O texto não estava indo pra frente e coloquei alguns videos de skate pra rolar. Tentei dormir. Não estava rolando.

Liguei de novo pra Telefônica, já que as 24 horas já tinham ido pro béléléu (alguém ainda fala isso em 2011, peloamordedeus?) e nenhum técnico me ligou ou veio até meu humilde barraco. Logo de cara vi que ia passar raiva com a atendente. O problema de ter experiência com telemarketing é que acabei criando uma infalível percepção que determina se o corno do outro lado da linha é competente pra resolver o meu problema ou não. "Vou estar verificando" é um ótimo presságio de que você vai passar raiva e penar por quase nada. Resumindo o diálogo:

- Liguei aí ontem porque minha internet tá sem sinal. Me deram um prazo de 24 horas e nada foi resolvido.

- Só um momento que eu vou estar verificando o seu cadastro.

Coloquei o Stay Gold pra rolar no computador. Fui direto pra parte do Jerry Hsu. A parte dele nesse vídeo é bem diferente: são 70 segundos de batidas de cabeça em muros e no chão; torcidas de tornozelos após pular escadas de dez degraus; esporro de seguranças e quedas dentro de fossas nojentas. E pra coroar, a música de fundo tem o seguinte e repetitivo refrão: "Somedays you just can't win". Depois, ele tem mais alguns segundos onde demonstra todo o seu já mundialmente conhecido potencial.

- Senhor?

- Sim?

- Verifiquei aqui que o senhor entrou em contato ontem, senhor... Senhor? - Repetiu, porque eu fiquei em silêncio.

- Pode falar.

- Então, verifiquei que o senhor entrou em contato ontem às 00:53h e o chamado ainda está dentro do prazo, senhor.

Suspirei.

- Já são 01:50h.

- Então, o prazo é de 48 horas, senhor.

Ela tinha um jeito hesitante de passar as informações que me dava nos nervos.
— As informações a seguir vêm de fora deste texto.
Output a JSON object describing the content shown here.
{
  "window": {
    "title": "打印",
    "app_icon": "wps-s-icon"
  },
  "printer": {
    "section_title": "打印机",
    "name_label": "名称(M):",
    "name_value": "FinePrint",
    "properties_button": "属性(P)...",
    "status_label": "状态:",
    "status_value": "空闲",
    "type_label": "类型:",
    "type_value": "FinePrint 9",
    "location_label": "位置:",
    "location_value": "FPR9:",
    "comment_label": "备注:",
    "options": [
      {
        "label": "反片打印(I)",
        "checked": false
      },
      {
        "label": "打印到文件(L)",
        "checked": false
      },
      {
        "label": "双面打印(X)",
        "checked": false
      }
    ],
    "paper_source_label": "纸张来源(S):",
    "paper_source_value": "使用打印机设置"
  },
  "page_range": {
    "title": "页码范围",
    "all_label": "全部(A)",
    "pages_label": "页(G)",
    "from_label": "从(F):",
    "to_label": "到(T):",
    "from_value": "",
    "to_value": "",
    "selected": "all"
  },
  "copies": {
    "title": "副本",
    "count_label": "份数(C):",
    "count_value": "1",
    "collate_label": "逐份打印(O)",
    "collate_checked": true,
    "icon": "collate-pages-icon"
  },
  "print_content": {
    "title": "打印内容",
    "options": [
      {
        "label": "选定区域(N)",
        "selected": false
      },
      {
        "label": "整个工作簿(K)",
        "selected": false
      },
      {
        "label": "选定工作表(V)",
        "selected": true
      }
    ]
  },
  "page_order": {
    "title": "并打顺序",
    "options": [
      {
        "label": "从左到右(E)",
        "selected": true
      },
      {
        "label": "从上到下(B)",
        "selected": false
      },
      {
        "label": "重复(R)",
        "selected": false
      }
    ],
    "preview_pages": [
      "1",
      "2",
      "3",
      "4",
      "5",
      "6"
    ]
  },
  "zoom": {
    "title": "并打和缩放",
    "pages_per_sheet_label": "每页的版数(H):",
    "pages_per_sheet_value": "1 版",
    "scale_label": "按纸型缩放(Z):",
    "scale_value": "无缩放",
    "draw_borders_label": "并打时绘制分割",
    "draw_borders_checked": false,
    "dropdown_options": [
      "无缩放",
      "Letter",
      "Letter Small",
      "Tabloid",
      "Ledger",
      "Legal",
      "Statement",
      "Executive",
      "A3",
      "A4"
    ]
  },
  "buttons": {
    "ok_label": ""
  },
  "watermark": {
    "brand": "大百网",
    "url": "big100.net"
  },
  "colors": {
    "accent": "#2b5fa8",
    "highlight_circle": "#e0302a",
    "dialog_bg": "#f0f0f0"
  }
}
Uma voz fanha de dar nos nervos. Fiquei gesticulando pras paredes tentando manter o controle. Controle mantido, falei calmamente:

- Por que vocês aí não entram na porra de um consenso sobre qual é o caralho do prazo correto? Porque ontem eu liguei aí e a outra informou que era de 24 horas, agora vem você e diz que são 48 horas. Puta que o pariu! Qual é a porra do prazo correto?

Bem, enquanto eu reclamava ela falava ao mesmo tempo. Desliguei e fiquei rolando na cama até pegar no sono, e isso só aconteceu lá pelas cinco e meia da manhã.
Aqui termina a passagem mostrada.